It would be a shame if Andrew Scull’s Madness in Civilization did no more than draw well deserved applause for his authorship and historical expertise, and a prominent place in the bibliography of madness. In immediate response to Philip Thomas’ MiA review of it, Slaying_the_Dragon_of_Psychiatry commented; “It is true that the questions ‘What should we do to the mad?’ or ‘What should we do with the mad?’ miss the point, but unfortunately the conclusion of this article also misses the point. Before we do any compassionate empathizing, we need to ask the question “What is madness”? More specifically, we need to ask the question ‘What is mental illness?’” (April 13th 2015). Twenty four hours later they added “It looks like I need to answer my own questions.”
My own copy of Madness in Civilization arrived last week, and it is great; comprehensive, brilliantly written, lots of colourful and many disturbing illustrations. Madness’ continuing story, “From the Bible to Freud, from the Madhouse to Modern Medicine” is told as never before, but there seems to be something missing, or at least I haven’t found it yet. I have looked through several of the reviews which have appeared in mainstream press; The Independent, The Financial Times, The Wall Street Journal, The Sunday Times and The Paris Review. Barely a systematic review of the literature but perhaps an indicator of what a wider readership is likely to be interested in and quite possibly take away from a reading. All these vox pop reviews majored upon Scull’s vivid descriptions of how madness has been conceived and responded to through the millennia; the brutality and, in retrospect, the injustice of “treatments” and regimes of “care.” In several cases there was resonance with his oblique but inescapable commentary upon contemporary medical approaches, as no more “scientific,” effective or compassionate than their predecessors. They were, however, no more successful than Philip Thomas in finding answers to Slaying_the_Dragon_of _Psychiatry’s questions.
I have the good fortune to be interested in this area because I have found it a rewarding and fulfilling way of earning a living. I haven’t suffered the pain and distress of being one with “mental illness” that I see in so many that come to me seeking help, meet at conferences or read about in pages such as MIA but it is not difficult to understand Slaying_the_Dragon_of _Psychiatry’s frustration. How can we better understand what we are dealing with here, and how might Andrew Scull’s recent contribution help with that?
To my mind what Scull has done particularly well is illustrate how madness has been with/in/alongside civilisation for at least as long as we can see as we look back into earlier times, but grasping what it is has been elusive, only ever partial, often clumsy, and frequently oppressive towards those identified with it.
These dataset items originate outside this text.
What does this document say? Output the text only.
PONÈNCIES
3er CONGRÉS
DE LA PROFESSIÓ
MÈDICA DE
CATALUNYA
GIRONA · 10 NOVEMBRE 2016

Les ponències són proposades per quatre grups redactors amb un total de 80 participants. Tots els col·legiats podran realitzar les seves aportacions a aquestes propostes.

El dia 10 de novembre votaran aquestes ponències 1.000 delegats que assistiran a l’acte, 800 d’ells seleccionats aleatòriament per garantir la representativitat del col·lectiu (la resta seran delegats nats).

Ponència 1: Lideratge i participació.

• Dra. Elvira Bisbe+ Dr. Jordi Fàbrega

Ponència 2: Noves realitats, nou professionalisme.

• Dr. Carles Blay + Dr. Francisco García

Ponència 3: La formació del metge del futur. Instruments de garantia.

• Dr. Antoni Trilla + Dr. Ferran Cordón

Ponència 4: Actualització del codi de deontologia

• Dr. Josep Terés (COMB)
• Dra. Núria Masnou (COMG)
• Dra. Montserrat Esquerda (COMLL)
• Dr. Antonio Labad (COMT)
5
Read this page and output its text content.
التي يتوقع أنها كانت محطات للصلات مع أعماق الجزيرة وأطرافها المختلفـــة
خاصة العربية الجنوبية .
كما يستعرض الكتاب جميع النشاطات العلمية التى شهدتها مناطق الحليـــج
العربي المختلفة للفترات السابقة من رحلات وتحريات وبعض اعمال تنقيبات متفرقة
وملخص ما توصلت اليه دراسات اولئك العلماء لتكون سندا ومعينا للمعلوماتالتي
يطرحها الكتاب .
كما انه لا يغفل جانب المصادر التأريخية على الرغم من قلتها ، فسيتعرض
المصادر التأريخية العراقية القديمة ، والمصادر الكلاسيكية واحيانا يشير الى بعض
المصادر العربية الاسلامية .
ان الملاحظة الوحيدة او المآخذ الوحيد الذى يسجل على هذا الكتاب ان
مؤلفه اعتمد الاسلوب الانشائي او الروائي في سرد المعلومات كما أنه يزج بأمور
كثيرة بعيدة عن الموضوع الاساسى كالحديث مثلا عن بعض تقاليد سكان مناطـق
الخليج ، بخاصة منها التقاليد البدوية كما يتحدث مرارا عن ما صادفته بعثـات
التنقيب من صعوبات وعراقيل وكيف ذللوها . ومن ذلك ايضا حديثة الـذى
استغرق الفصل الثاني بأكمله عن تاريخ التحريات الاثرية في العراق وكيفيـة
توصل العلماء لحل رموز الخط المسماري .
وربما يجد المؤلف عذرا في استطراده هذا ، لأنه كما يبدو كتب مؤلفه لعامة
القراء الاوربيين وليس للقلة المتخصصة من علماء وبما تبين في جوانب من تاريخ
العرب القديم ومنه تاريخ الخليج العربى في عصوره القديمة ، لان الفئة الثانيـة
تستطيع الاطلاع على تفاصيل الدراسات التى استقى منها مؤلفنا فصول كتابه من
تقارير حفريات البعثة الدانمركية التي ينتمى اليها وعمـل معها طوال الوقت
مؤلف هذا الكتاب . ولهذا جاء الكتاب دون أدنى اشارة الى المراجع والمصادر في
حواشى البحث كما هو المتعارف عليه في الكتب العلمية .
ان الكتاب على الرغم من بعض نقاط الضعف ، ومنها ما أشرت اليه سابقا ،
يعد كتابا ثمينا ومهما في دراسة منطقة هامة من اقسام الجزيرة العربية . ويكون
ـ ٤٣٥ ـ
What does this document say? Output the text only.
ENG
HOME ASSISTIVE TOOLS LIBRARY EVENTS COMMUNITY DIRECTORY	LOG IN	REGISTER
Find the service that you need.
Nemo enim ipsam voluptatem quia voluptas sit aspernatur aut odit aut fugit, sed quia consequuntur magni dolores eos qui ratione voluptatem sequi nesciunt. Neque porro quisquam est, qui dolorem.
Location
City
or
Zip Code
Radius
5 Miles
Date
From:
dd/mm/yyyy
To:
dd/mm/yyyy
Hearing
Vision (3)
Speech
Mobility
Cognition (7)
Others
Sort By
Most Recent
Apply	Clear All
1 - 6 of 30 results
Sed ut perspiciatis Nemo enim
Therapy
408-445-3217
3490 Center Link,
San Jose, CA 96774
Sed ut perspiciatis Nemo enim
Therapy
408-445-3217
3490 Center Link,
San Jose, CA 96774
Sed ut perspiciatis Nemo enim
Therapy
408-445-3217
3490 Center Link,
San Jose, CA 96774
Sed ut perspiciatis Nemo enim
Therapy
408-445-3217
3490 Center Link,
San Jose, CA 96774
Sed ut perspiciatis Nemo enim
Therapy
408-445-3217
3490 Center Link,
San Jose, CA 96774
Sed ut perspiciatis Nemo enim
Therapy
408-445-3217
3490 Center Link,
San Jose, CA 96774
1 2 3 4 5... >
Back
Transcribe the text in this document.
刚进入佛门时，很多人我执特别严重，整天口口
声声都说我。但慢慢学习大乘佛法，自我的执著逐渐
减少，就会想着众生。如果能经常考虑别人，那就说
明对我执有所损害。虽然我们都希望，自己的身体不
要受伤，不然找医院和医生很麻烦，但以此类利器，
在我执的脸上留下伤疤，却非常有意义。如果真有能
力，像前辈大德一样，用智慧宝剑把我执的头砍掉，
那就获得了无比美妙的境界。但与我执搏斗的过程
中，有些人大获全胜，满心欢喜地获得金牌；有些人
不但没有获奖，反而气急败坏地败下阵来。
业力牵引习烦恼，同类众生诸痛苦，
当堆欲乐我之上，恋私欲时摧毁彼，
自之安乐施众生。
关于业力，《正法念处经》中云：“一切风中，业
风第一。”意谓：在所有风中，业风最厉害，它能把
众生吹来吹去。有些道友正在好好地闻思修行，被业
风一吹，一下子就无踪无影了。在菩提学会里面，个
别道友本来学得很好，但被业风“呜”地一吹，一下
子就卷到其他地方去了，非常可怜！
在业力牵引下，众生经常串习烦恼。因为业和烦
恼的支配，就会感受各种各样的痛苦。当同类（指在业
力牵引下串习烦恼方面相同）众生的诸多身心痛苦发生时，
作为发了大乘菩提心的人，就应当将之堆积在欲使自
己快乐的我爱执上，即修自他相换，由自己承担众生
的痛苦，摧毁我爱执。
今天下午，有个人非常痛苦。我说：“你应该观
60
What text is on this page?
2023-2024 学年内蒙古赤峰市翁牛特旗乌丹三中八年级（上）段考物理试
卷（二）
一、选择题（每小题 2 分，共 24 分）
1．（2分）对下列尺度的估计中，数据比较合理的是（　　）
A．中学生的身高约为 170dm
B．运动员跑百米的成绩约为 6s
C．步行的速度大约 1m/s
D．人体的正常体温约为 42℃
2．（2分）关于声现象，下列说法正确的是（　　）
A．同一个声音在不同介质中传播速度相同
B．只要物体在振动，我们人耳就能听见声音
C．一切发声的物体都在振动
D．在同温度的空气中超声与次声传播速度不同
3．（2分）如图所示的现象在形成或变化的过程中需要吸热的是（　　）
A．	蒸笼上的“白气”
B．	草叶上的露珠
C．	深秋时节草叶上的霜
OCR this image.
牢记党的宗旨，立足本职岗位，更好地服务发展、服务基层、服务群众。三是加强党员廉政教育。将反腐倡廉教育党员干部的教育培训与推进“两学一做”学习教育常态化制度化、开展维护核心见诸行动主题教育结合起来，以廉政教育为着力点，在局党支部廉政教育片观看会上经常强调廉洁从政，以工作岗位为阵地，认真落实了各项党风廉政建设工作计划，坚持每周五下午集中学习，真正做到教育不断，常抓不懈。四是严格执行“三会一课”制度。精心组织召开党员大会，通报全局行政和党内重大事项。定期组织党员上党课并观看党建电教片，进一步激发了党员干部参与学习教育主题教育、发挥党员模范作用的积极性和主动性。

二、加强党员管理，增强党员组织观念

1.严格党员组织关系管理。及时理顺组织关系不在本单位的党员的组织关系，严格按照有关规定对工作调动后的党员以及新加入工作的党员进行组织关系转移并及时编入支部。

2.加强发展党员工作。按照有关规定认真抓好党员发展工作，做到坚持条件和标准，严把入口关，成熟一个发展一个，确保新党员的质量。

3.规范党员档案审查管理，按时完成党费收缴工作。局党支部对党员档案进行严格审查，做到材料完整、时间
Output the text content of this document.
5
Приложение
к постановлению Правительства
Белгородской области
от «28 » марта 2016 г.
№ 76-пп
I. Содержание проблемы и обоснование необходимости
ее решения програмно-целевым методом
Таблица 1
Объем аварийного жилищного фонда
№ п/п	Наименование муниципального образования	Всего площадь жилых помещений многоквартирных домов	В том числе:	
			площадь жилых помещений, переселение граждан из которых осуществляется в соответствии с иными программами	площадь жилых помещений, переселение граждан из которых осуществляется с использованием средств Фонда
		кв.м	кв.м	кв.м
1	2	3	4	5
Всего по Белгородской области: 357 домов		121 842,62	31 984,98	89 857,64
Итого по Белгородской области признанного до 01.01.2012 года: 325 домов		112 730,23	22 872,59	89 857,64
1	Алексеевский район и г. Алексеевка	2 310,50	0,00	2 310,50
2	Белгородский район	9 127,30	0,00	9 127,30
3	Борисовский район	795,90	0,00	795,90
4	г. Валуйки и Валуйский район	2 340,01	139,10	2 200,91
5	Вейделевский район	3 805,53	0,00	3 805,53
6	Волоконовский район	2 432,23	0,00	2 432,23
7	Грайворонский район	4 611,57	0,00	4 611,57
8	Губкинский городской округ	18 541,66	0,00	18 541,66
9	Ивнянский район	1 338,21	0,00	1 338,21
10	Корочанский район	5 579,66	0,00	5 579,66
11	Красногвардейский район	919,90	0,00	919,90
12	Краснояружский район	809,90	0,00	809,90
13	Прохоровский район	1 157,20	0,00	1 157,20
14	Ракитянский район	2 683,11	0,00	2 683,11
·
Although he takes trouble to distance himself from Foucault, the story he tells is also one of ways in which successive idioms have incorporated madness into their world view as a way of identifying what is and what is not “civilisation.”
Whether, as one might discern from a reading of Madness and Civilisation, the latter needs the former as an identifying boundary is the subject of another discussion. It could be one that develops Slaying_the_Dragon_of_Psychiatry’s question, and possibly helps to explain why madness has so readily provoked such intense and frequently brutal reactions down the years. What is timely, and in response to the wide acclaim Madness in Civilisation is enjoying, might be to focus a little more upon what this publication means for us, now. Whatever unpleasant experiences Slaying_the_Dragon may have suffered in their career as a mental health service user, these are unlikely to have been real medieval priests casting out demons, the physically harsh environment of an eighteenth century madhouse or a trans-orbital prefrontal leucotomy performed by Walter Freeman.
That is not to say experiences they may have suffered were not and could still be unpleasant, disabling and experienced as oppressive. Slaying_the_Dragon’s comments, along with many others from people with experience of contemporary mental health services emphasise how often “modern” mental health services do no better than their historical counterparts. Scull has captured this well and the fact that he has been able to present it to a wide audience should be a game-changer. He reminds us it is misleading to argue that contemporary psychiatrists, other mental health practitioners, brain scientists and policy makers all have a good handle on madness, can deal with or provide for it and solve the problems it represents any better than their predecessors.
A century of medical psychiatry has achieved very little. Instead of being institutionalised, mad people are medicated in ways those giving the medicines don’t fully understand and with longer term consequences we have yet to find out about, their unconventional behaviours and experiences are invalidated in favour of conventional expectations and rather than being understood as who they are, they are “treated” into conformity. It may be that the relationship between madness and civilisation is such that some of this is inescapable, but if that is the case then don’t we owe a little more honesty to ourselves and those “civilisation” cannot accommodate? That might provide Slaying_the_Dragon_of_Psychiatry with something of an answer, even if it isn’t a fully welcome one.
Psychiatry Reconsidered is due to be published on May 27th. In it I have had a long hard look at the medical approach to madness, and why it really doesn’t work. Perhaps it is only through understanding why it has been attractive and yet still isn’t satisfactory that we can better understand what we are dealing with, and come closer to answering Slaying_the_Dragon_of_Psychiatry’s challenging questions.